Ann Sinnott’s Breastfeeding Older Children is a must read for all breastfeeding moms and anyone interested in the topic of breastfeeding older children. It explores the psycho-social-emotional, medical, anthropological, cultural, feminist and highly personal issues of breastfeeding. It is a portable support group, a future textbook, and it’s author, a goddess of breastfeeding wisdom.
Ms. Sinnott had the idea to write about breastfeeding older children back in 1997. Thirteen years later what she has produced is probably the most needed book on breastfeeding on the planet. (At least that I have ever read). Careful research based on the exact words and experiences of thousands of breastfeeding parents has given us an invited glimpse into the world of sustained breastfeeding. And with exposure to a phenomenon many people have no exposure to, understanding, and even enlightenment can occur.
Ann Sinnott conducted a survey targeted to known breastfeeders who were breastfeeding children aged three or older or who were breastfeeding younger children but who wanted to breastfeed long term. Responses came from 48 countries, 2040 families and 4038 children, 2877 children who had or were still breastfeeding with an age range of 2 to 11 years (with most nurslings in the 2-7 years bracket). The response rate of the survey was 41%, leaving 59% of those who were initially interested in completing the survey unaccounted for. Therefore, true numbers of older breastfeeding children would have been significantly higher. Throughout the book survey respondents are quoted heavily, alongside research further supporting their words.

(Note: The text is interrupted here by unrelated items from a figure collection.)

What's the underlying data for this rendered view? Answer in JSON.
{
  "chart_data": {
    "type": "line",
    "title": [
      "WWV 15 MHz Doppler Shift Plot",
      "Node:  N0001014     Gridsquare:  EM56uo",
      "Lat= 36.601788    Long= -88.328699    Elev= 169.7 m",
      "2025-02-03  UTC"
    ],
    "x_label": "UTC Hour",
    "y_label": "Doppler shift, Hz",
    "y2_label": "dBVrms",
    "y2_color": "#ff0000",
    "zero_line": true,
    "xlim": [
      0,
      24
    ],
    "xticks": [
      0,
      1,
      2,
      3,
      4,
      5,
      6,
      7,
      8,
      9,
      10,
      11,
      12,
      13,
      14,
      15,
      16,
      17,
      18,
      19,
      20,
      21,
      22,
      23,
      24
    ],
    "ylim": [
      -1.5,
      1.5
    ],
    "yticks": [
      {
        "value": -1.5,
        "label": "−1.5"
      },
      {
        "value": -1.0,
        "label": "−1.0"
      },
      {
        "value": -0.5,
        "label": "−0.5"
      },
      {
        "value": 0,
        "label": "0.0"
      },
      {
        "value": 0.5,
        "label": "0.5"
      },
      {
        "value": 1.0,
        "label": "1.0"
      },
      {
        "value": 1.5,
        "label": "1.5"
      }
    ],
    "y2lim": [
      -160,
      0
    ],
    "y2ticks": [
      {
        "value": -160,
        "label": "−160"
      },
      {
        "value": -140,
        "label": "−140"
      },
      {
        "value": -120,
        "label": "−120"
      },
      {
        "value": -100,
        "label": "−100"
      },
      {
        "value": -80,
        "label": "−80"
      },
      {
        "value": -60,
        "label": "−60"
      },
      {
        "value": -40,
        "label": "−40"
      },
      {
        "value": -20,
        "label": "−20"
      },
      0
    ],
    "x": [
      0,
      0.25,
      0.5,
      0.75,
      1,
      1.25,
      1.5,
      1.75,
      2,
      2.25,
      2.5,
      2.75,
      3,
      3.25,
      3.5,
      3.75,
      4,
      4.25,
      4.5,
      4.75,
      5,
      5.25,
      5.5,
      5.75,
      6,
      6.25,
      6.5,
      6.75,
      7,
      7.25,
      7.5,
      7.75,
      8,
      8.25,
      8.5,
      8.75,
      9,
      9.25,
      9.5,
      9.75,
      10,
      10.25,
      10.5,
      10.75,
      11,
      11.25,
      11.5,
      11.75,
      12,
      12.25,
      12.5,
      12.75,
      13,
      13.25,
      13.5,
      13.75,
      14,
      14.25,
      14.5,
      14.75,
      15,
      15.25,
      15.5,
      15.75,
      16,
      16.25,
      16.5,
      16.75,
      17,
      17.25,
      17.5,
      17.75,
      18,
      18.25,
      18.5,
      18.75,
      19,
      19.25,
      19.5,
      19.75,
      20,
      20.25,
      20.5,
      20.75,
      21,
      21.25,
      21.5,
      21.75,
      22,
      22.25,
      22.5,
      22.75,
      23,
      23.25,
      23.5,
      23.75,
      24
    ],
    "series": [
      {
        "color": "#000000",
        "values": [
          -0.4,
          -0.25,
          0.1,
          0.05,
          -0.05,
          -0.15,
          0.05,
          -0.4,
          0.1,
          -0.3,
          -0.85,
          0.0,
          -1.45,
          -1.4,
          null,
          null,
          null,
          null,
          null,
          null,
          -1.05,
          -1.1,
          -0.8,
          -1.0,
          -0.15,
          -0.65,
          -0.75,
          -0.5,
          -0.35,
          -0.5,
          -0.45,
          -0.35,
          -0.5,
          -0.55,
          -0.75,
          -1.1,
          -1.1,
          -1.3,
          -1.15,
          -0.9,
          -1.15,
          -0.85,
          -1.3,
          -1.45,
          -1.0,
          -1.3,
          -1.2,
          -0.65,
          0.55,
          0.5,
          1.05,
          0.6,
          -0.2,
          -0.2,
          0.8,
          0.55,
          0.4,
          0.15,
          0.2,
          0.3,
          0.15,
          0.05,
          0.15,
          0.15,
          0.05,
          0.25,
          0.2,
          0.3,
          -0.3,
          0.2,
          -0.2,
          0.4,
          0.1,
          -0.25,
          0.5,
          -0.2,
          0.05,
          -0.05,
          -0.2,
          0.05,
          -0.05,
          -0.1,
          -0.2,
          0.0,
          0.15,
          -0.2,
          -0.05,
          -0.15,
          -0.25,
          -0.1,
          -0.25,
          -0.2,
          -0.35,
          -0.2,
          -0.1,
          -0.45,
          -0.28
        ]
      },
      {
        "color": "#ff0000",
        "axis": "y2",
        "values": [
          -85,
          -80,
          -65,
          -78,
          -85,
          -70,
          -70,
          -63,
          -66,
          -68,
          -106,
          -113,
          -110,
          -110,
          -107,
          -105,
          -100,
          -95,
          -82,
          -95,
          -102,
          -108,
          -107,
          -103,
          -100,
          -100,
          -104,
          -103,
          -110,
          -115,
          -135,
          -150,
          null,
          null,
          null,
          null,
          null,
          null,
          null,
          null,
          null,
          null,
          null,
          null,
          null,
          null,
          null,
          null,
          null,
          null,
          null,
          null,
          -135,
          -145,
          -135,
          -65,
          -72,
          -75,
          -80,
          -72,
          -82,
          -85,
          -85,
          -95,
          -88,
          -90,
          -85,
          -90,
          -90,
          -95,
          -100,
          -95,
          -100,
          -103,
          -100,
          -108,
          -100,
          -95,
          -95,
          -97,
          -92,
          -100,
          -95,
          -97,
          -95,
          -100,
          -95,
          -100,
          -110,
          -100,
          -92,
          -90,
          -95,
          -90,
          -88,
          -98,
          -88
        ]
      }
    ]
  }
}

Breastfeeding Older Children tackles the myths and prejudices that surround long term/full term/extended/sustained breastfeeding. Issues of sexual deviance, parental emotional stability and cultural ethics are explored. The book also discusses psychologist and medical attitudes, and it makes the connection between John Bowlby’s Attachment Theory and neuroscience research findings. It presents long term breastfeeding from both a mother’s and father’s points of view as well as that of the verbal child. It looks at breastfeeding at work and in public and discusses breastfeeding as a feminist issue. It explores breastfeeding origins, the emergence of early weaning (very interesting!) and the evolution of our present breastfeeding culture through anthropological and historical lenses. At the end of the book, Ms. Sinnott takes the time to present a breakdown of the ingredients in infant formula and shed light on some very disturbing formula facts. Anyone who thinks formula is just as good as breastmilk needs to this!
There is so much information in this book I want to share with you. There is so much I have learned and been inspired by. I feel like I have found a muse. For now, what do I think about breastfeeding older children? Well, let’s just say that with science and understanding the heebeejeebees are gone. And isn’t that all most of us need?
Full disclosure: I was not paid to write this review; however, I did receive a complimentary copy of the book.